A mãe deu-lhe uma broa assada nas brasas e uma garrafa de cerveja azeda. Penetrando na floresta, ele também encontrou o anãozinho, que o cumprimentou e pediu:
- Dá-me um pedaço da tua broa e um gole da tua cerveja; tenho tanta fome e tanta sede!
Zé Palerma respondeu:
- Eu tenho apenas uma broa assada nas brasas e cerveja azeda; se isto te agrada, senta-te aqui e come comigo.
Sentaram-se os dois no chão. Quando Zé Palerma tirou da sacola a broa, esta se havia transformado em bolo delicioso e a cerveja em vinho finíssimo. Comeram e beberam alegremente; depois o anãozinho disse:
- Como tens um coração excelente e repartes de boa vontade o que possues, quero, por minha parte, que sejas feliz. Lá adiante, há uma velha árvore; derruba-a e encontrarás algo nas suas raízes.
Assim dizendo, despediu-se e foi embora.
Zé Palerma abateu a árvore; quando ela tombou ao chão, ele encontrou entre as raízes um ganso com penas de ouro puro. Pegou-o e levou-o consigo, indo pernoitar numa hospedaria não muito longe dali.
O hospedeiro tinha três filhas, as quais, vendo aquele ganso, sentiram curiosidade de saber que pássaro estranho era aquele, e ficaram loucas de vontade de possuir uma de suas penas. A mais velha pensou: "Hei de descobrir um jeito para arrancar-lhe a pena."
Assim que Zé Palerma se ausentou, a moça pegou o ganso pela asa, mas seus dedos ficaram presos ao ganso. Depois veio a segunda filha, que não pensava senão na pena de ouro; porém, mal tocou na irmã, ficou também presa. Por fim chegou a terceira, com idêntica intenção. As outras duas logo lhe gritaram:
- Não te aproximes, pelo amor de Deus!
Mas ela, que não sabia o que se passava, pensou: "Ora, se elas meteram-se nisso, por que não posso fazer o mesmo!" Aproximou-se correndo e, mal tocou na irmã, também ela ficou presa.

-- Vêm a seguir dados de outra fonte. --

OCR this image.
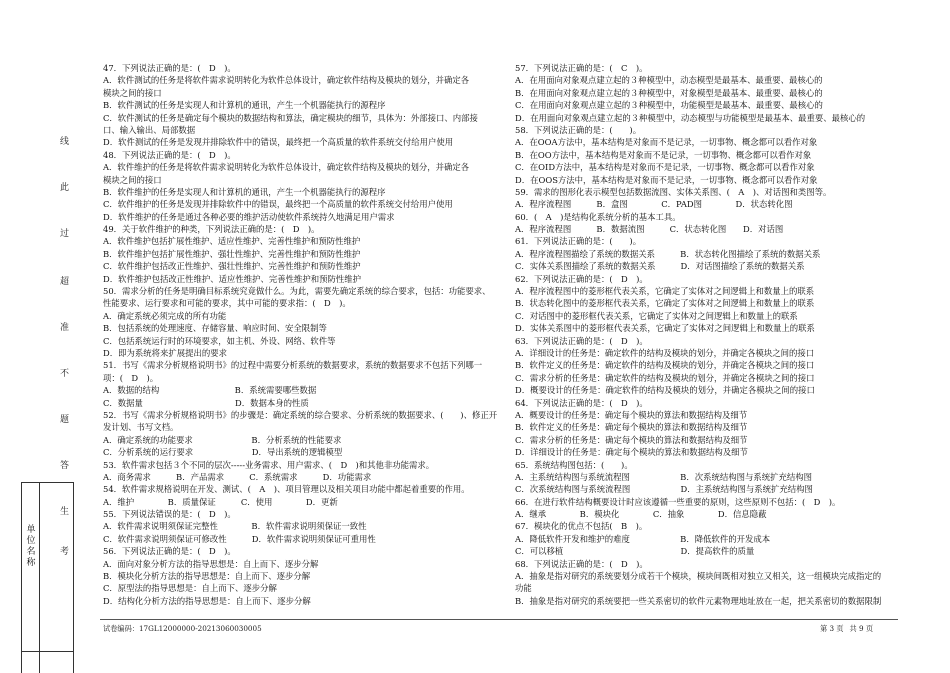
线
此
过
超
准
不
题
答
生
考
单位名称
47．下列说法正确的是：(　D　)。
A．软件测试的任务是将软件需求说明转化为软件总体设计，确定软件结构及模块的划分，并确定各
模块之间的接口
B．软件测试的任务是实现人和计算机的通讯，产生一个机器能执行的源程序
C．软件测试的任务是确定每个模块的数据结构和算法，确定模块的细节，具体为：外部接口、内部接
口、输入输出、局部数据
D．软件测试的任务是发现并排除软件中的错误，最终把一个高质量的软件系统交付给用户使用
48．下列说法正确的是：(　D　)。
A．软件维护的任务是将软件需求说明转化为软件总体设计，确定软件结构及模块的划分，并确定各
模块之间的接口
B．软件维护的任务是实现人和计算机的通讯，产生一个机器能执行的源程序
C．软件维护的任务是发现并排除软件中的错误，最终把一个高质量的软件系统交付给用户使用
D．软件维护的任务是通过各种必要的维护活动使软件系统持久地满足用户需求
49．关于软件维护的种类，下列说法正确的是：(　D　)。
A．软件维护包括扩展性维护、适应性维护、完善性维护和预防性维护
B．软件维护包括扩展性维护、强壮性维护、完善性维护和预防性维护
C．软件维护包括改正性维护、强壮性维护、完善性维护和预防性维护
D．软件维护包括改正性维护、适应性维护、完善性维护和预防性维护
50．需求分析的任务是明确目标系统究竟做什么。为此，需要先确定系统的综合要求，包括：功能要求、
性能要求、运行要求和可能的要求，其中可能的要求指：(　D　)。
A．确定系统必须完成的所有功能
B．包括系统的处理速度、存储容量、响应时间、安全限制等
C．包括系统运行时的环境要求，如主机、外设、网络、软件等
D．即为系统将来扩展提出的要求
51．书写《需求分析规格说明书》的过程中需要分析系统的数据要求，系统的数据要求不包括下列哪一
项：(　D　)。
A．数据的结构　　　　　　　　　B．系统需要哪些数据
C．数据量　　　　　　　　　　　D．数据本身的性质
52．书写《需求分析规格说明书》的步骤是：确定系统的综合要求、分析系统的数据要求、(　　)、修正开
发计划、书写文档。
A．确定系统的功能要求　　　　　　　B．分析系统的性能要求
C．分析系统的运行要求　　　　　　　D．导出系统的逻辑模型
53．软件需求包括３个不同的层次-----业务需求、用户需求、(　D　)和其他非功能需求。
A．商务需求　　　B．产品需求　　　C．系统需求　　　D．功能需求
54．软件需求规格说明在开发、测试、(　A　)、项目管理以及相关项目功能中都起着重要的作用。
A．维护　　　　B．质量保证　　　C．使用　　　　D．更新
55．下列说法错误的是：(　D　)。
A．软件需求说明须保证完整性　　　　B．软件需求说明须保证一致性
C．软件需求说明须保证可修改性　　　D．软件需求说明须保证可重用性
56．下列说法正确的是：(　D　)。
A．面向对象分析方法的指导思想是：自上而下、逐步分解
B．模块化分析方法的指导思想是：自上而下、逐步分解
C．原型法的指导思想是：自上而下、逐步分解
D．结构化分析方法的指导思想是：自上而下、逐步分解
57．下列说法正确的是：(　C　)。
A．在用面向对象观点建立起的３种模型中，动态模型是最基本、最重要、最核心的
B．在用面向对象观点建立起的３种模型中，对象模型是最基本、最重要、最核心的
C．在用面向对象观点建立起的３种模型中，功能模型是最基本、最重要、最核心的
D．在用面向对象观点建立起的３种模型中，动态模型与功能模型是最基本、最重要、最核心的
58．下列说法正确的是：(　　)。
A．在OOA方法中，基本结构是对象而不是记录，一切事物、概念都可以看作对象
B．在OO方法中，基本结构是对象而不是记录，一切事物、概念都可以看作对象
C．在OID方法中，基本结构是对象而不是记录，一切事物、概念都可以看作对象
D．在OOS方法中，基本结构是对象而不是记录，一切事物、概念都可以看作对象
59．需求的图形化表示模型包括数据流图、实体关系图、(　A　)、对话图和类图等。
A．程序流程图　　　B．盒图　　　　C．PAD图　　　　D．状态转化图
60．(　A　)是结构化系统分析的基本工具。
A．程序流程图　　　B．数据流图　　　C．状态转化图　　D．对话图
61．下列说法正确的是：(　　)。
A．程序流程图描绘了系统的数据关系　　　B．状态转化图描绘了系统的数据关系
C．实体关系图描绘了系统的数据关系　　　D．对话图描绘了系统的数据关系
62．下列说法正确的是：(　D　)。
A．程序流程图中的菱形框代表关系，它确定了实体对之间逻辑上和数量上的联系
B．状态转化图中的菱形框代表关系，它确定了实体对之间逻辑上和数量上的联系
C．对话图中的菱形框代表关系，它确定了实体对之间逻辑上和数量上的联系
D．实体关系图中的菱形框代表关系，它确定了实体对之间逻辑上和数量上的联系
63．下列说法正确的是：(　D　)。
A．详细设计的任务是：确定软件的结构及模块的划分，并确定各模块之间的接口
B．软件定义的任务是：确定软件的结构及模块的划分，并确定各模块之间的接口
C．需求分析的任务是：确定软件的结构及模块的划分，并确定各模块之间的接口
D．概要设计的任务是：确定软件的结构及模块的划分，并确定各模块之间的接口
64．下列说法正确的是：(　D　)。
A．概要设计的任务是：确定每个模块的算法和数据结构及细节
B．软件定义的任务是：确定每个模块的算法和数据结构及细节
C．需求分析的任务是：确定每个模块的算法和数据结构及细节
D．详细设计的任务是：确定每个模块的算法和数据结构及细节
65．系统结构图包括：(　　)。
A．主系统结构图与系统流程图　　　　　　B．次系统结构图与系统扩充结构图
C．次系统结构图与系统流程图　　　　　　D．主系统结构图与系统扩充结构图
66．在进行软件结构概要设计时应该遵循一些重要的原则，这些原则不包括：(　D　)。
A．继承　　　　B．模块化　　　　C．抽象　　　　D．信息隐蔽
67．模块化的优点不包括(　B　)。
A．降低软件开发和维护的难度　　　　　　B．降低软件的开发成本
C．可以移植　　　　　　　　　　　　　　D．提高软件的质量
68．下列说法正确的是：(　D　)。
A．抽象是指对研究的系统要划分成若干个模块，模块间既相对独立又相关，这一组模块完成指定的
功能
B．抽象是指对研究的系统要把一些关系密切的软件元素物理地址放在一起，把关系密切的数据限制
试卷编码：17GL12000000-20213060030005	第 3 页 共 9 页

Assim tiveram de passar a noite grudadas ao ganso.
Na manhã seguinte, Zé Palerma pegou o ganso debaixo do braço e foi andando, sem se incomodar com as três moças, que tinham de segui-lo de um lado para outro, conforme lhe dava na telha. Chegando no meio do campo, encontraram o padre que, vendo aquela estranha procissão, disse:
- Oh, desavergonhadas! Onde já se viu uma sem-vergonhice igual? Correr pelo campo atrás desse rapazote! Achais decente isso?
Assim falando, agarrou a mão da mais moça, a fim de puxá-la para o lado; mas, apenas esbarrou nela, ficou também preso e obrigado a correr junto. Nisso passou o sacristão e viu o Padre segurando a moça e correndo com elas. Espantado com aquilo, gritou:
- Alô, Senhor Padre, aonde ides com tanta pressa? Não vos esqueçais que temos hoje mais um batizado a fazer!
Correu para ele, tentando segurá-lo pela manga da batina, mas também ficou grudado.
Iam todos os cinco assim, correndo como bobos um atrás do outro, quando surgiram dois camponeses com as enxadas no ombro; o Padre apelou para eles, pedindo- lhes que os libertassem daquilo, a ele e ao sacristão, mas assim que os camponeses pegaram no sacristão, também ficaram grudados sem poder soltar-se. Agora eram sete a correr atrás de Zé Palerma.
Pouco depois, Zé Palerma chegou a uma cidade onde havia um rei que governava e a cuja filha ninguém jamais conseguira fazer rir. O rei, portanto, havia decretado que só a daria em casamento a quem conseguisse esse prodígio.
Zé Palerma, ao saber disso, foi-se apresentar, levando consigo o ganso e toda a comitiva; quando a princesa viu os sete grudados um no outro, correndo como bobos atrás do ganso, rompeu numa gargalhada sem fim.
Então Zé Palerma pediu-a em casamento, mas o rei não gostou daquele tipo de genro; opôs-lhe um mundo de dificuldades, dizendo que teria antes de trazer-lhe um homem capaz de ingerir todo o vinho contido na adega cheia de barris.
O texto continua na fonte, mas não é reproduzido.